When light enters a refractive medium, is speed changes according to the refractive index $n$ of the medium. The microscopic explanation for this relies on calculations involving waves.
There should also be an explanation in terms of photons, no?
Why does a photon slow down when it is in a refractive medium?
A photon is a state of the EM quantum field in vacuum. This state is massless and travels at $c$.
However when electrons are around the interaction between the photon and the electron entangles the photon state with the electron states and we end up with a mixed state called a polariton. This is a quasiparticle with an effective mass greater than zero so it travels at less than $c$.
This is why photons in a dielectric medium travel at slower than the speed of light. It's because they are no longer photons but instead a mixed state of the photon with the electrons in the dielectric. However under normal circumstances the polariton definition is not a useful one because the mixing is small.
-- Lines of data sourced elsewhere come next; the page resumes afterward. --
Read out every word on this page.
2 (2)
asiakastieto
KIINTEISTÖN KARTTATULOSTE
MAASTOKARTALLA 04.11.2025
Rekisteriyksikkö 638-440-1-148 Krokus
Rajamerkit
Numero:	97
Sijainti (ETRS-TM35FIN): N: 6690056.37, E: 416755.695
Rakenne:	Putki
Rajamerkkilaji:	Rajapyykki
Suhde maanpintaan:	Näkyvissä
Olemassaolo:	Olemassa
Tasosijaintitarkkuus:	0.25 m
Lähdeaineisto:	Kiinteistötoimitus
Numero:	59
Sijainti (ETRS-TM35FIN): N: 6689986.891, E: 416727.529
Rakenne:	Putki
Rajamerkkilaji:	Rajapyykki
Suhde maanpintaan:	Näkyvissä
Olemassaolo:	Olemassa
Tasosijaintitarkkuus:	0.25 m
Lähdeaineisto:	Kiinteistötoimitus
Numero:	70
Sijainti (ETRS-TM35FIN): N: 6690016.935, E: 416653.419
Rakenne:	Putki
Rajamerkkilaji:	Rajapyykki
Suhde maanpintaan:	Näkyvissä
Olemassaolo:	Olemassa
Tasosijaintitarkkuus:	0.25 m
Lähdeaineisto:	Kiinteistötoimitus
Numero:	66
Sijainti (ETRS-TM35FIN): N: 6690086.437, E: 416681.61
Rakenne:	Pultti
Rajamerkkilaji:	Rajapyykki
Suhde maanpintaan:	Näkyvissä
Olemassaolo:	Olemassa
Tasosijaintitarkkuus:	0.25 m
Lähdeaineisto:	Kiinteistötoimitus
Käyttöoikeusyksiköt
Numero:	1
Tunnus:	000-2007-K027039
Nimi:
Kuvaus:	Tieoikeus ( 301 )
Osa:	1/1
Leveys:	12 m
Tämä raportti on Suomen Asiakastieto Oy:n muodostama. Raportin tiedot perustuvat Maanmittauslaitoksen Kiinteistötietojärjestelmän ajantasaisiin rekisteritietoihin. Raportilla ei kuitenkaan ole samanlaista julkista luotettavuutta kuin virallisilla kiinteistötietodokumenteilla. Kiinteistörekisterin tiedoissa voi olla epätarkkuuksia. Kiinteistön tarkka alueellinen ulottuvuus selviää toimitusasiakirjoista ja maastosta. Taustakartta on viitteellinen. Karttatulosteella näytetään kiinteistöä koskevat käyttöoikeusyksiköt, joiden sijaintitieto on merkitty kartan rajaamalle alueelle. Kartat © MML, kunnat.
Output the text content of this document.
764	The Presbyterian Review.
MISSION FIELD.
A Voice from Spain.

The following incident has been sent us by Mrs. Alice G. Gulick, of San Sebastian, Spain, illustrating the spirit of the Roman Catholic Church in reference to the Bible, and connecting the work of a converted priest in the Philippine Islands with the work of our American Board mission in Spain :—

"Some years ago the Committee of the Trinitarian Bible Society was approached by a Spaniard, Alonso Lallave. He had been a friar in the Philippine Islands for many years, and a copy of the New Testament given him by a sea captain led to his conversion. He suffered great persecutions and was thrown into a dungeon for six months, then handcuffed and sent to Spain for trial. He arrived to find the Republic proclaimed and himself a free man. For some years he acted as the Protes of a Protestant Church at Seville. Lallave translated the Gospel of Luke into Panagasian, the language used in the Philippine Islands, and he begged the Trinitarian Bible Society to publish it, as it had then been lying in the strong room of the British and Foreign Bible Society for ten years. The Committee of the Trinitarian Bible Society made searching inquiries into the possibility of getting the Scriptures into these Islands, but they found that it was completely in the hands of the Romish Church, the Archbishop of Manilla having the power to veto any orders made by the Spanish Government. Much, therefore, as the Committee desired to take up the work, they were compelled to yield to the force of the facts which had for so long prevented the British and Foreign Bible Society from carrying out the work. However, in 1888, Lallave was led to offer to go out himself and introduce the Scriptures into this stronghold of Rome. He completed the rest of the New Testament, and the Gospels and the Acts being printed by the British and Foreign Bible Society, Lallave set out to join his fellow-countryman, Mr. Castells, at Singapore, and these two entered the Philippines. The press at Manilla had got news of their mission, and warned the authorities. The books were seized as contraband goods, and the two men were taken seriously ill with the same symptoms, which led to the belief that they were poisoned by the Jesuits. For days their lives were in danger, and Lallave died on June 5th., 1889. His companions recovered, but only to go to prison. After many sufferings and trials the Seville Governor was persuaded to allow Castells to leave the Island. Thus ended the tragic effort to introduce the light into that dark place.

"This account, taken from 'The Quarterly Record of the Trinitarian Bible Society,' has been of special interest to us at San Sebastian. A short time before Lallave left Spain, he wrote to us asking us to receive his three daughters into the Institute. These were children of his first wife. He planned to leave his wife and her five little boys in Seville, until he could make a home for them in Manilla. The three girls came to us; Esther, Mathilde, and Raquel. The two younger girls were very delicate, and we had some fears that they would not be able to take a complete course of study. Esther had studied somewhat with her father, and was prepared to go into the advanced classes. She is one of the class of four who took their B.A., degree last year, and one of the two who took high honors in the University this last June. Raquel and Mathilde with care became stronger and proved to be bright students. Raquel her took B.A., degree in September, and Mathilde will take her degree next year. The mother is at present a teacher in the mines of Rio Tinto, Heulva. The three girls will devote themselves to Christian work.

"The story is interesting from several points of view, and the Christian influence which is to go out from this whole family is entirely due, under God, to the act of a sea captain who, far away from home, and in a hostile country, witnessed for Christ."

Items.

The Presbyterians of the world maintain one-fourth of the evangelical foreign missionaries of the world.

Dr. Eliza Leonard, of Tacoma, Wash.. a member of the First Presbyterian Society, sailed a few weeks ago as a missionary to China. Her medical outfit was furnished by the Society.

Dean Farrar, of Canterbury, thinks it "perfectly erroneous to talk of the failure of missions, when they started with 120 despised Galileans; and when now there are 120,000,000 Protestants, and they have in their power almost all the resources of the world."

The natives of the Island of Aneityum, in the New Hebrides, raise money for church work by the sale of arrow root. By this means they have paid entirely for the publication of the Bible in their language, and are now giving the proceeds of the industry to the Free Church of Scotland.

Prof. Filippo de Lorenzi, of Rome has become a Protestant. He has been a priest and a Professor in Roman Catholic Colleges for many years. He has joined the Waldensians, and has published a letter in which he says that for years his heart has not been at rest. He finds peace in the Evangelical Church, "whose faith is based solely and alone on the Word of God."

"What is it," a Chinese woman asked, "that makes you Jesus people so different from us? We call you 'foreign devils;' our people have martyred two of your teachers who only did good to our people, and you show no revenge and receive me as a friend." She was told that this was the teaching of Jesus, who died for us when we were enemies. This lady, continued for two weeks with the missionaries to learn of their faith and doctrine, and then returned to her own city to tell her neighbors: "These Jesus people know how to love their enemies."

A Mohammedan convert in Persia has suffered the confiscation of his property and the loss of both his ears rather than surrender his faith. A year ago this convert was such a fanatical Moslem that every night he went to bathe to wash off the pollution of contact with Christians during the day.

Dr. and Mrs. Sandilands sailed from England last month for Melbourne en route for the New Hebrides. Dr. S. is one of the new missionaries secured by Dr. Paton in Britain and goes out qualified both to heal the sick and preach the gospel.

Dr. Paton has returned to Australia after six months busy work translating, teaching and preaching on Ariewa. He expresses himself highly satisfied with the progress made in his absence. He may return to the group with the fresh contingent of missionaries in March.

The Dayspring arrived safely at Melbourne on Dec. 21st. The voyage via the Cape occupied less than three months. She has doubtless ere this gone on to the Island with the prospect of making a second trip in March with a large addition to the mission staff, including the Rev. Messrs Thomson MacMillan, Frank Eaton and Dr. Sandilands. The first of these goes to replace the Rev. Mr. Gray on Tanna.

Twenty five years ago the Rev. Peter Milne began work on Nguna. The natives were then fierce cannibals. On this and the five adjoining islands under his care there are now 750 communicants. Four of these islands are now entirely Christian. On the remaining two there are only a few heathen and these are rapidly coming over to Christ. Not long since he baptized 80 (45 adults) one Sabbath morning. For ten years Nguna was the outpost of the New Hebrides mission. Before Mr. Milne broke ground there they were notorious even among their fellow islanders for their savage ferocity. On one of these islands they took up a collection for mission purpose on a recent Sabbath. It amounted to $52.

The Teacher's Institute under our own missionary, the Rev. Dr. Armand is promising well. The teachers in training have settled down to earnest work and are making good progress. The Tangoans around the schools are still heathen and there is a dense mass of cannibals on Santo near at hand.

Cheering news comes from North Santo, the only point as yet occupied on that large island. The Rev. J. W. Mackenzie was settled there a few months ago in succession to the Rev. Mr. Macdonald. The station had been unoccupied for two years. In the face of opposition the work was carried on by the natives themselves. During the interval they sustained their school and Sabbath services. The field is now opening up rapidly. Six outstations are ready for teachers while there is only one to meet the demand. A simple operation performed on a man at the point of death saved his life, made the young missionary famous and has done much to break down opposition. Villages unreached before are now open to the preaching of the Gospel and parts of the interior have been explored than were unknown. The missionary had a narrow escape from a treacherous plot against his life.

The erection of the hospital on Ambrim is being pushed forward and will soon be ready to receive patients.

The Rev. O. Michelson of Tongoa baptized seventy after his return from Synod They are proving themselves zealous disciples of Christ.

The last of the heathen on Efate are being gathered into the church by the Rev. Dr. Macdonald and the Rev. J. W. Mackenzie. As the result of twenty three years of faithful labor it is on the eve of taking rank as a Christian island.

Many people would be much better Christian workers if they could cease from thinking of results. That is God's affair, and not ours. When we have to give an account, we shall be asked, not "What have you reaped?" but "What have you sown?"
It's only when the interaction is very strong, e.g. in a Bose-Einstein condensate, that it's useful to describe the propagation of the light in terms of polaritons. Under most circumstances the calssical treatment is the simplest and most accurate, and that's why it's normally used.
This is almost an exact duplicate of What is the mechanism behind the slowdown of light/photons in a transparent medium?.
However, this question is about the particle model and its relation to refraction.
The short answer is that sometimes it seems better to model light as a particle, sometimes as a wave; in this case it makes sense for most to model light as a wave. However, we must remember that the wave and particle models of light are just that; models. We find them as very handy models to describe our observations of light, and to make predictions based on those models, however ultimately the nature of light is quite an elusive concept. We seem to know a lot about, and at the same time don't know a lot about, light.
Nevertheless, a photon itself can be thought of as having its own wave signature describing its motion. In that case you come full circle to thinking about the interaction of a wave with a material again.